Berdasarkan pantauan di sejumlah satuan pendidikan, menu MBG saat Ramadhan yang didistribusikan bervariasi, tergantung kebijakan dari Satuan Pelayanan Pemenuhan Gizi (SPPG) masing-masing wilayah.
Ada sekolah yang membagikan roti, empat butir telur puyuh, kacang kapri, dan minuman kemasan. Di tempat lain, menu MBG berupa paket berisi roti, kacang, telur puyuh, serta buah pisang.
Beberapa sekolah menyajikan tahu, roti, kacang, dan irisan melon. Sementara di sekolah lainnya, siswa menerima satu butir telur rebus, ubi, dan tiga buah kurma.
Variasi menu tersebut memunculkan tanda tanya di kalangan orang tua murid. Slamet, salah satu wali murid, menyoroti nilai anggaran yang disebut mencapai Rp10 ribu per porsi.
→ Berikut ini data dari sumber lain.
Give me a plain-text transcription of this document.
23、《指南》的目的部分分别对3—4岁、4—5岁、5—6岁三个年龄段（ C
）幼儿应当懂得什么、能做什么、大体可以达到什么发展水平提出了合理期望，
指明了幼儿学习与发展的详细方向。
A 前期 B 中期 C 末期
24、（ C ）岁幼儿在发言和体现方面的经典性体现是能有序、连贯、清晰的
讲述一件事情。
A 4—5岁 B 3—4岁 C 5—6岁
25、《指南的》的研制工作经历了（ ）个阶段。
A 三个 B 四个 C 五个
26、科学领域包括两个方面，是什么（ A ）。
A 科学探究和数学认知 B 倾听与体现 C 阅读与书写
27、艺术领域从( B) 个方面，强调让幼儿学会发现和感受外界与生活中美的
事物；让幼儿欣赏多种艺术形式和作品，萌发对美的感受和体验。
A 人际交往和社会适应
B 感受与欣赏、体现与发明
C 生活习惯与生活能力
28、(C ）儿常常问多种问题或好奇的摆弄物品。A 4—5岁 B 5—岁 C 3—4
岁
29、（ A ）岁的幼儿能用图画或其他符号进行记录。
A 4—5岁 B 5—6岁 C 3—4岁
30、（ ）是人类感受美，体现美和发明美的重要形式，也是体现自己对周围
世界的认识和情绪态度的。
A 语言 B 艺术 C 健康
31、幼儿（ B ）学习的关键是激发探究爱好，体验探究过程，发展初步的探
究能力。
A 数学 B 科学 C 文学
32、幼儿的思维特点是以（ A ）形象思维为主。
“Masalahnya masih sering kita jumpai menu per porsi nilainya kurang dari Rp10 ribu. Masak seperti ini pemerintah mau terus saja mempertahankan program MBG. Kalau cuma jajan-jajan seperti itu, insyaallah sebagian besar orang tua masih mampu. Apa nggak lebih baik anggaran pemerintah ratusan triliun dialihkan ke program kuliah gratis saja,” ungkap Slamet.
Keluhan serupa disampaikan orang tua murid lainnya, Fitri. Ia mempertanyakan keseriusan sebagian SPPG dalam memastikan kandungan gizi sesuai standar.
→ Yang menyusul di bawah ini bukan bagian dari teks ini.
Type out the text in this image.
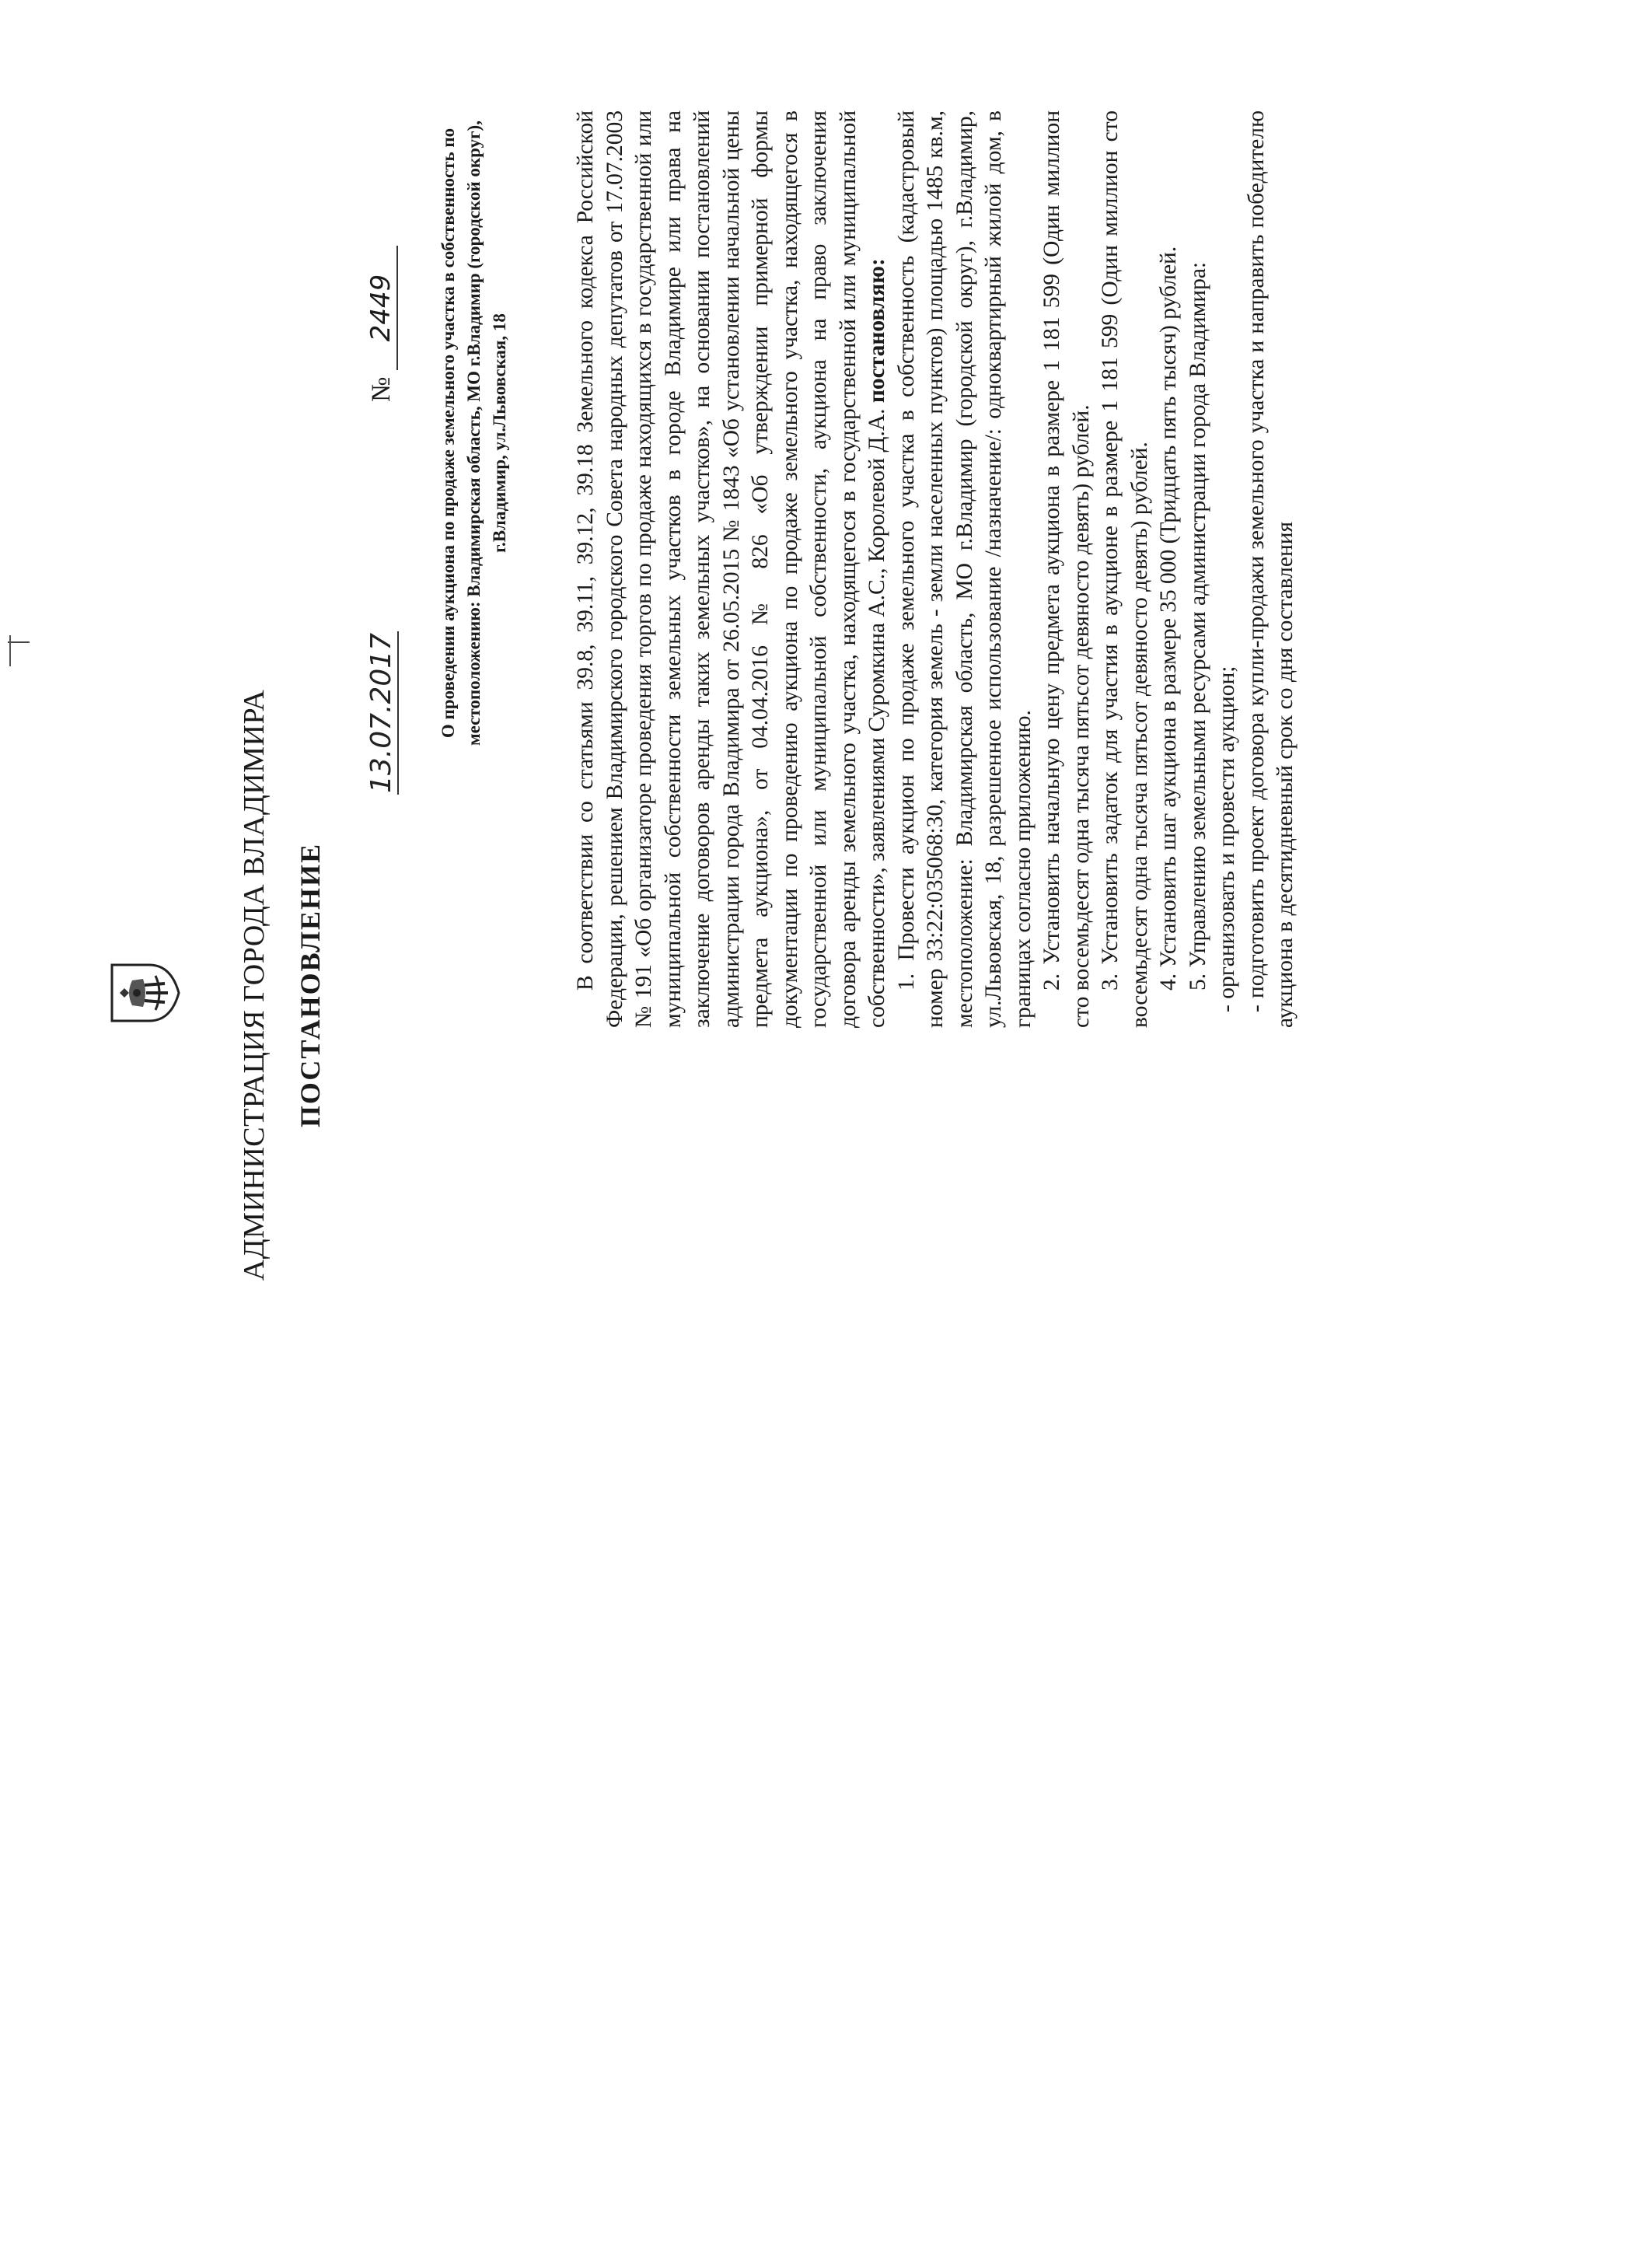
АДМИНИСТРАЦИЯ ГОРОДА ВЛАДИМИРА ПОСТАНОВЛЕНИЕ
13.07.2017
№ 2449 О проведении аукциона по продаже земельного участка в собственность по местоположению: Владимирская область, МО г.Владимир (городской округ), г.Владимир, ул.Львовская, 18	В соответствии со статьями 39.8, 39.11, 39.12, 39.18 Земельного кодекса Российской Федерации, решением Владимирского городского Совета народных депутатов от 17.07.2003 № 191 «Об организаторе проведения торгов по продаже находящихся в государственной или муниципальной собственности земельных участков в городе Владимире или права на заключение договоров аренды таких земельных участков», на основании постановлений администрации города Владимира от 26.05.2015 № 1843 «Об установлении начальной цены предмета аукциона», от 04.04.2016 № 826 «Об утверждении примерной формы документации по проведению аукциона по продаже земельного участка, находящегося в государственной или муниципальной собственности, аукциона на право заключения договора аренды земельного участка, находящегося в государственной или муниципальной собственности», заявлениями Суромкина А.С., Королевой Д.А. постановляю: 1. Провести аукцион по продаже земельного участка в собственность (кадастровый номер 33:22:035068:30, категория земель - земли населенных пунктов) площадью 1485 кв.м, местоположение: Владимирская область, МО г.Владимир (городской округ), г.Владимир, ул.Львовская, 18, разрешенное использование /назначение/: одноквартирный жилой дом, в границах согласно приложению. 2. Установить начальную цену предмета аукциона в размере 1 181 599 (Один миллион сто восемьдесят одна тысяча пятьсот девяносто девять) рублей. 3. Установить задаток для участия в аукционе в размере 1 181 599 (Один миллион сто восемьдесят одна тысяча пятьсот девяносто девять) рублей. 4. Установить шаг аукциона в размере 35 000 (Тридцать пять тысяч) рублей. 5. Управлению земельными ресурсами администрации города Владимира: - организовать и провести аукцион; - подготовить проект договора купли-продажи земельного участка и направить победителю аукциона в десятидневный срок со дня составления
“Ada SPPG yang tertib dan disiplin menyampaikan kandungan gizi MBG, tentu kita apresiasi. Tapi di sisi lain, ada juga yang asal kasih menu begitu saja. Soal bergizi atau tidak, seolah yang penting program berjalan. Padahal duit negara yang dikeluarkan sangat besar, SPPG jangan main-main,” keluhnya.
Di tingkat daerah, pemerintah kabupaten tidak memiliki kewenangan memberikan sanksi langsung kepada oknum SPPG yang dinilai tidak menjalankan ketentuan. Otoritas penuh berada di Badan Gizi Nasional (BGN), sementara pemerintah daerah hanya bertugas mengawal dan melakukan pendampingan.
Ketua Satgas MBG Kabupaten Rembang yang juga Wakil Bupati Rembang, Moch. Hanies Cholil Barro’, dalam berbagai kesempatan mengingatkan agar SPPG mematuhi pedoman nilai porsi maupun kualitas gizi menu MBG.
“Jangan sampai pelaksanaan di lapangan berbeda-beda, harus ada pedoman yang jelas. Gizi dan kualitas harus menjadi nomor satu. Anggaran per porsi harus direalisasikan sesuai ketentuan, tidak boleh dikurangi,” tegasnya.